Note: A convenient way of make multiple changes all at once is to use arguments such as -A, --all or .:

project_1$ git add .

Outline

  1. What is Version Control and Git?
  2. Installing Git
  3. Getting Started with Git
  4. Git Tips
  5. Undoing Changes
  6. What is GitHub?
  7. Working With Remotes

Viewing the Changes

Sometimes you want to know exactly what you changed, not just which files were changed. To be specific, you may want to know:

  1. What have you changed but not yet staged?
  2. What have you staged that you are about to commit?

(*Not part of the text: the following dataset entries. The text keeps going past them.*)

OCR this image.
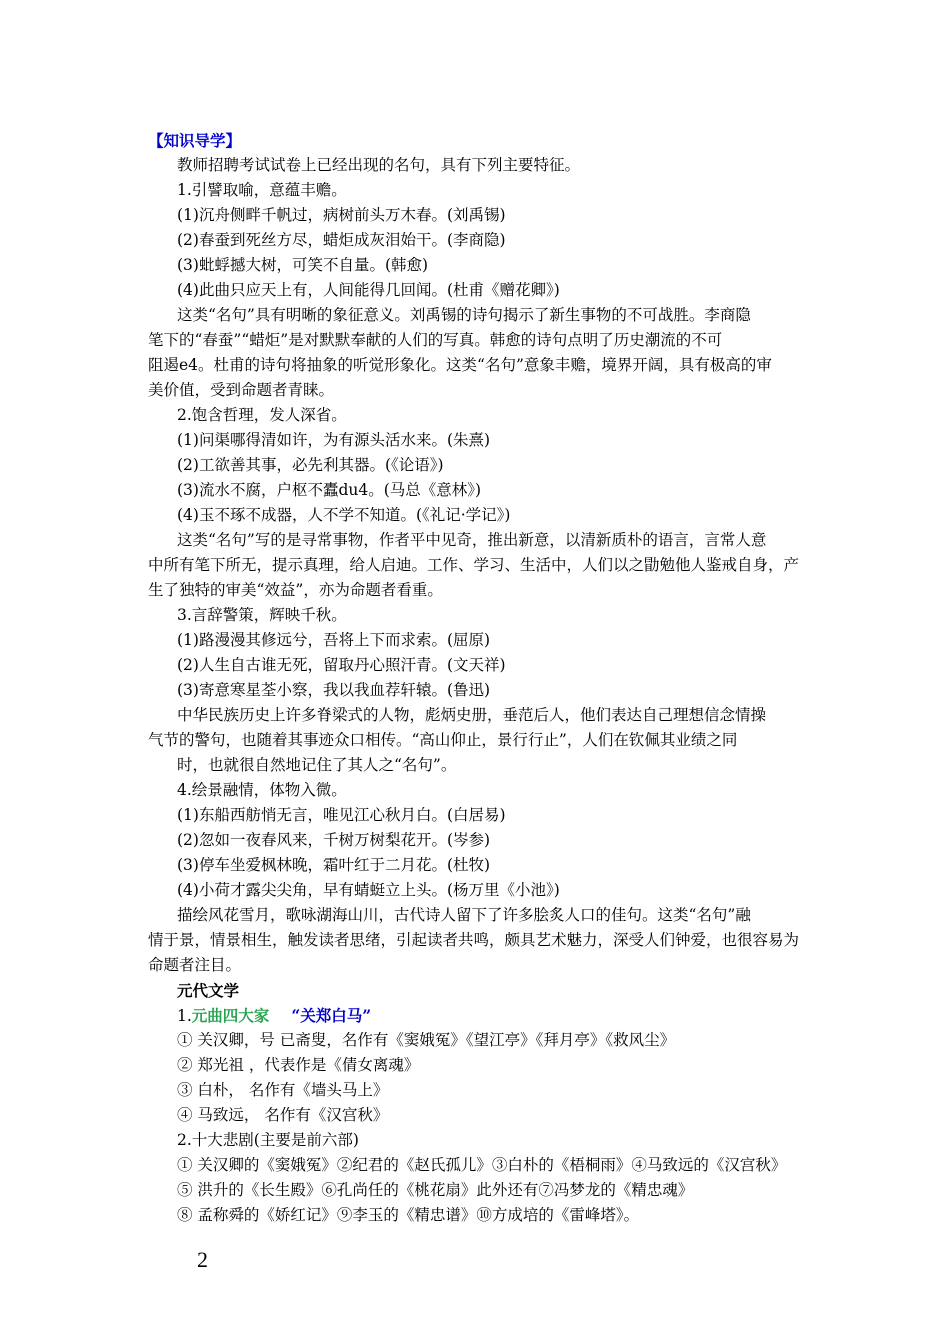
【知识导学】
教师招聘考试试卷上已经出现的名句，具有下列主要特征。
1.引譬取喻，意蕴丰赡。
(1)沉舟侧畔千帆过，病树前头万木春。(刘禹锡)
(2)春蚕到死丝方尽，蜡炬成灰泪始干。(李商隐)
(3)蚍蜉撼大树，可笑不自量。(韩愈)
(4)此曲只应天上有，人间能得几回闻。(杜甫《赠花卿》)
这类“名句”具有明晰的象征意义。刘禹锡的诗句揭示了新生事物的不可战胜。李商隐
笔下的“春蚕”“蜡炬”是对默默奉献的人们的写真。韩愈的诗句点明了历史潮流的不可
阻遏e4。杜甫的诗句将抽象的听觉形象化。这类“名句”意象丰赡，境界开阔，具有极高的审
美价值，受到命题者青睐。
2.饱含哲理，发人深省。
(1)问渠哪得清如许，为有源头活水来。(朱熹)
(2)工欲善其事，必先利其器。(《论语》)
(3)流水不腐，户枢不蠹du4。(马总《意林》)
(4)玉不琢不成器，人不学不知道。(《礼记·学记》)
这类“名句”写的是寻常事物，作者平中见奇，推出新意，以清新质朴的语言，言常人意
中所有笔下所无，提示真理，给人启迪。工作、学习、生活中，人们以之勖勉他人鉴戒自身，产
生了独特的审美“效益”，亦为命题者看重。
3.言辞警策，辉映千秋。
(1)路漫漫其修远兮，吾将上下而求索。(屈原)
(2)人生自古谁无死，留取丹心照汗青。(文天祥)
(3)寄意寒星荃小察，我以我血荐轩辕。(鲁迅)
中华民族历史上许多脊梁式的人物，彪炳史册，垂范后人，他们表达自己理想信念情操
气节的警句，也随着其事迹众口相传。“高山仰止，景行行止”，人们在钦佩其业绩之同
时，也就很自然地记住了其人之“名句”。
4.绘景融情，体物入微。
(1)东船西舫悄无言，唯见江心秋月白。(白居易)
(2)忽如一夜春风来，千树万树梨花开。(岑参)
(3)停车坐爱枫林晚，霜叶红于二月花。(杜牧)
(4)小荷才露尖尖角，早有蜻蜓立上头。(杨万里《小池》)
描绘风花雪月，歌咏湖海山川，古代诗人留下了许多脍炙人口的佳句。这类“名句”融
情于景，情景相生，触发读者思绪，引起读者共鸣，颇具艺术魅力，深受人们钟爱，也很容易为
命题者注目。
元代文学
1.元曲四大家 “关郑白马”
① 关汉卿，号 已斋叟，名作有《窦娥冤》《望江亭》《拜月亭》《救风尘》
② 郑光祖 ，代表作是《倩女离魂》
③ 白朴， 名作有《墙头马上》
④ 马致远， 名作有《汉宫秋》
2.十大悲剧(主要是前六部)
① 关汉卿的《窦娥冤》②纪君的《赵氏孤儿》③白朴的《梧桐雨》④马致远的《汉宫秋》
⑤ 洪升的《长生殿》⑥孔尚任的《桃花扇》此外还有⑦冯梦龙的《精忠魂》
⑧ 孟称舜的《娇红记》⑨李玉的《精忠谱》⑩方成培的《雷峰塔》。
2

Let’s modify the script draw.py as follows (and run it when you finish):

import turtle

painter = turtle.Turtle()

for _ in range(18):
    painter.forward(100)
    painter.left(100)

turtle.done()

Viewing the Changes

git diff

To see what you’ve changed but not yet staged (i.e., working directory vs. staging area), type git diff with no other arguments:

project_1$ git diff
diff --git a/draw.py b/draw.py
index 80e6db4..c334910 100644
--- a/draw.py
+++ b/draw.py
@@ -2,8 +2,8 @@
-for _ in range(4):
+for _ in range(18):
     painter.forward(100)
-    painter.left(90)
+    painter.left(100)

Viewing the Changes

git diff

If you want to see what you’ve staged that will go into your next commit, you can use git diff --staged (or --cached):

project_1$ git add .
project_1$ git diff --staged
diff --git a/draw.py b/draw.py
index 80e6db4..c334910 100644
--- a/draw.py
+++ b/draw.py
@@ -2,8 +2,8 @@
-for _ in range(4):
+for _ in range(18):
     painter.forward(100)
-    painter.left(90)
+    painter.left(100)

Commit your changes after seeing the difference.

Viewing the Commit History

git status vs. git log

While git status lets you inspect the working directory and the staging area, git log operates on the committed history by showing committed snapshots.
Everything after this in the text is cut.